どちらにしても、私にとっては生活の一部に写真がある。カメラを持っていなくても、気づいたら露出と画角の構成を脳内で考えている。
そんな妄想の中だけで完結してしまいがちな出不精人間でも、たまにはちゃんと行動へ移す時がある。なんといっても、5月上旬の気温は写真散歩にもってこいだった。
散歩の穴場「清澄庭園」
ある晴天の朝、ふと思い立って清澄庭園へカメラを携えて向かった。
清澄白河から門前仲町へかけては好きなカフェやお寺があり、そこら周辺が私にとっては正に庭みたいなもので、移動時間なんかも含めて予定が立てやすい。リュックに水とカメラとスマホの充電器を入れて、カメラとレンズ、そしてマクロ撮影ができるクローズアップフィルターを携えて家を出た。

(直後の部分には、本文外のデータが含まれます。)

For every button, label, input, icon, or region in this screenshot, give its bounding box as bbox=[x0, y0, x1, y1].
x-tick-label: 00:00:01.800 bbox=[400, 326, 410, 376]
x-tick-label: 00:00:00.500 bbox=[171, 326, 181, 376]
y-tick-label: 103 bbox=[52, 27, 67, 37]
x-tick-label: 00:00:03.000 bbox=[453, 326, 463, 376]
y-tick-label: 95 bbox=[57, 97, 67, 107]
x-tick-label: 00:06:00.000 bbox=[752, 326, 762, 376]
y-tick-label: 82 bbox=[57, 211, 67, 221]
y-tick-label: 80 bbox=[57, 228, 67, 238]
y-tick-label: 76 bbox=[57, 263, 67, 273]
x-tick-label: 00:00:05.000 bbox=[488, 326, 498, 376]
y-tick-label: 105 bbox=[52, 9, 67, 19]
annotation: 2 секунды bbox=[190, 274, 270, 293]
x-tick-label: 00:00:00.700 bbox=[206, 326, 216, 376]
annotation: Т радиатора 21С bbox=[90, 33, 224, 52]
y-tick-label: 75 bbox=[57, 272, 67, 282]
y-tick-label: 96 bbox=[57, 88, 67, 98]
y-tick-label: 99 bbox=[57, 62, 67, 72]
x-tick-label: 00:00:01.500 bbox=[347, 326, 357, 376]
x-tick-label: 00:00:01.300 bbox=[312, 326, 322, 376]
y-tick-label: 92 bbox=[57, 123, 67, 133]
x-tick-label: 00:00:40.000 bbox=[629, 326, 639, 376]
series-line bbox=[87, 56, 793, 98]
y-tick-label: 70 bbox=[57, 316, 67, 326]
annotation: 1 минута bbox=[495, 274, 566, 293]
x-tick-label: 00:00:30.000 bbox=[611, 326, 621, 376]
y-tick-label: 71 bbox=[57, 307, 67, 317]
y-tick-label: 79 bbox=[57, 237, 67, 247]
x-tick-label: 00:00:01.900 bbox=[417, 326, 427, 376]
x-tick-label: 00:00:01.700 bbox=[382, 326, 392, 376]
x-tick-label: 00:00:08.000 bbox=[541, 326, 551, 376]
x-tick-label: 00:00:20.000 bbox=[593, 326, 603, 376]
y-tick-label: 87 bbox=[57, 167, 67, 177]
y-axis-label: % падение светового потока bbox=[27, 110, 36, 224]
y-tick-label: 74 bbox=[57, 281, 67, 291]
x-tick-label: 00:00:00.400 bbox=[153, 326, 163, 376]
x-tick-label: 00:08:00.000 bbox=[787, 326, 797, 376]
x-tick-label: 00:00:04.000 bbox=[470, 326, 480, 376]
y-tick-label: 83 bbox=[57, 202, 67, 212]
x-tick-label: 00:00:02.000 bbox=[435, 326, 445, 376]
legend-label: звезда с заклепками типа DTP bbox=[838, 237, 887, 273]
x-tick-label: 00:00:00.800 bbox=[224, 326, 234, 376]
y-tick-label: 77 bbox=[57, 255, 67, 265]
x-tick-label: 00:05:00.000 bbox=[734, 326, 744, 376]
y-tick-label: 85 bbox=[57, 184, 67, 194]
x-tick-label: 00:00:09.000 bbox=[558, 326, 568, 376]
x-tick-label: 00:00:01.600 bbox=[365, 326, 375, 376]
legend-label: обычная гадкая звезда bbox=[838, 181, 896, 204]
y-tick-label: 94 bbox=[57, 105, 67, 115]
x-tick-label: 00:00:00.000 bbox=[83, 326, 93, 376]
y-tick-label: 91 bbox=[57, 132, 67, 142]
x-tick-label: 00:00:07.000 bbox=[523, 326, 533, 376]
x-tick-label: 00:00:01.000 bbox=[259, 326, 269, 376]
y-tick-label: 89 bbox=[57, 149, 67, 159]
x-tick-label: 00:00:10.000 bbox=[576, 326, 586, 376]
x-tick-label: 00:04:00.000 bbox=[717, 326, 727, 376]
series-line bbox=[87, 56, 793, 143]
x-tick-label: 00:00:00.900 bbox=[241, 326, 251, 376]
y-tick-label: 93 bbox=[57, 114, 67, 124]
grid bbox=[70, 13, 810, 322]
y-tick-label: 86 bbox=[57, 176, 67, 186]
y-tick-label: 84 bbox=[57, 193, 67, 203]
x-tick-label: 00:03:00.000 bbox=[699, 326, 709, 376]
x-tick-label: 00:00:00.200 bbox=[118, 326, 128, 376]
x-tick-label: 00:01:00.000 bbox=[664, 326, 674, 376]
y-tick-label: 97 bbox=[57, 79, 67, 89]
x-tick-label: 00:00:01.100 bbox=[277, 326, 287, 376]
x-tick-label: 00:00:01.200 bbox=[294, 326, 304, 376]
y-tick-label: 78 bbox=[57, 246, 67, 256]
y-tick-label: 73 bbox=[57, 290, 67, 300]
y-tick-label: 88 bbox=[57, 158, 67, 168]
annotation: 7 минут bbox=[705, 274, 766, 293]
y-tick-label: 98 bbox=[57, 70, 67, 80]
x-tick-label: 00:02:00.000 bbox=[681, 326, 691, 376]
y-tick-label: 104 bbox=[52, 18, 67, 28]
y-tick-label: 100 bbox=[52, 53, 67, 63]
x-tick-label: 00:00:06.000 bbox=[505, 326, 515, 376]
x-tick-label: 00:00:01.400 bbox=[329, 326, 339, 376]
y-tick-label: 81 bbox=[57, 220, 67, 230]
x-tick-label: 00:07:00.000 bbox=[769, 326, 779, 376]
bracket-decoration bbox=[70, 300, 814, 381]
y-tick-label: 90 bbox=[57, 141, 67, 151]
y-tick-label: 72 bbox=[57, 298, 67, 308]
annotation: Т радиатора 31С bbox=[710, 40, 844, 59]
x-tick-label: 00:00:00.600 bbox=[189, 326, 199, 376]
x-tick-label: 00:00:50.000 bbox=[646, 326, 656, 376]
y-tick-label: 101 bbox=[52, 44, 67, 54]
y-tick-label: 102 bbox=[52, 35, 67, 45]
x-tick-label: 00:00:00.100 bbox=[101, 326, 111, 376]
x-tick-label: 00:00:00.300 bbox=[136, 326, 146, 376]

私が愛用しているSIGMAの28-70mm F2.8 DG DN | Contemporaryレンズは、独特のテイストを生み出してくれる。周辺光量が落ちるところが厄介でもあるけれど、軽くて使いやすいわたし好みの一本だ(プロモーションのお仕事お待ちしております)。

右 SIGMA 28-70mm F2.8 DG DN | Contemporary
庭園の敷地内に自転車を置いて、エントランスでチケットを買う。新宿御苑と清澄庭園と清水寺のチケットは、使った後には捨てるのが躊躇われるくらいには好きだ。
平日の昼間はご近所さんや外国人観光客が数組いるくらいで、鳥も魚も気持ちのんびりしているように見える。園内はそれほど広くないけれど、池の周りにある石を渡ってみたり、名石それぞれの形や質感を見比べてみると時間を忘れる。芭蕉の句碑を眺めるのも風情があって良い。
何度か来ている場所だから、ともすれば足早に過ぎ去ってしまう風景たち。けれど、いつもとは違う写真が撮りたい。絞りは開放で、かつシャッタースピードを高速にしてみたらどうだろう。
ちょうど5〜6月が時期だという紫蘭の花があちこちで群れになって咲いている。ヒダの質感が美しい。
この花を撮る際はSONY FE85mm F1.8レンズにクローズアップフィルターを付けて使用した。軽量でリーズナブルなのに描写力が優れているため、あらゆる撮影で大変重宝している。